In October, Murdoch proposed to reunite the media companies he split in 2013, placing his publishing business in newly created public entity News Corp and the TV and entertainment businesses under 21st Century Fox.

Murdoch sold many of Fox’s entertainment assets in 2019 to the Walt Disney Co in a $71.3-billion deal that left a smaller business focused on live news and sports.

Fox Chief Executive Lachlan Murdoch said during a 2019 investor day that he saw no logic in recombining News Corporation and Fox, arguing at the time that the split had benefits.

But Rupert Murdoch proposed just that in October, with sources saying the merger would provide greater scale to compete with media rivals.

Several people close to the Murdochs, however, viewed the effort to reunite the media companies as driven by the 91-year-old Murdoch’s succession planning to consolidate power behind his son Lachlan Murdoch, a notion the company described as “absurd” earlier this month.

Analysts have raised concerns over the merger, saying that News Corp needs to simplify by selling off or spinning off assets instead of recombining with Fox. Any deal would require the support of independent shareholders.
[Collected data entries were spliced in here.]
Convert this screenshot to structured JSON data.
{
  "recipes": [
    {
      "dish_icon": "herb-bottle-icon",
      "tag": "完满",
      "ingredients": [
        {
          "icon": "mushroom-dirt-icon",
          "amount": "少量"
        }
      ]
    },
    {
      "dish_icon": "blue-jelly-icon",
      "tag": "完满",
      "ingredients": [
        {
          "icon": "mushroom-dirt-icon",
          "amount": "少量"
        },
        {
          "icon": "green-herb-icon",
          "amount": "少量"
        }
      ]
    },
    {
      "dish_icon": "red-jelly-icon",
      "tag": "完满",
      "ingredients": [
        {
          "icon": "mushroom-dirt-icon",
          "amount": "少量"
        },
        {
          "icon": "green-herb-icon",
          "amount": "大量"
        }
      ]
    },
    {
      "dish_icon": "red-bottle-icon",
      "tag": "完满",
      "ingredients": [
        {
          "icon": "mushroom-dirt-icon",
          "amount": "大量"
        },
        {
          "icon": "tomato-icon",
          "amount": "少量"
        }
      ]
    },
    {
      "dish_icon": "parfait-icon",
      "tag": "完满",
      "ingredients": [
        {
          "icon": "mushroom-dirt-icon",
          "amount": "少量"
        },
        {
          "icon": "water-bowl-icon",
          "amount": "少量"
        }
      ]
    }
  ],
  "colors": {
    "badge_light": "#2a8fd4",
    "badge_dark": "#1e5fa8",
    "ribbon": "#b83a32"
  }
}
Speaking to Reuters on Monday, Huber Research Partners analyst Craig Huber had said that Irenic Capital’s displeasure with the merger would bring more investors forward.

“Maybe this will open up the floodgates,” he had said.

News Corp declined to comment on Independent Franchise’s opposition, which was first reported by the Wall Street Journal. while Fox did not immediately respond to a Reuters request for comment.

Shares of News Corp rose 2 per cent in late morning trade, while those of Fox were up marginally.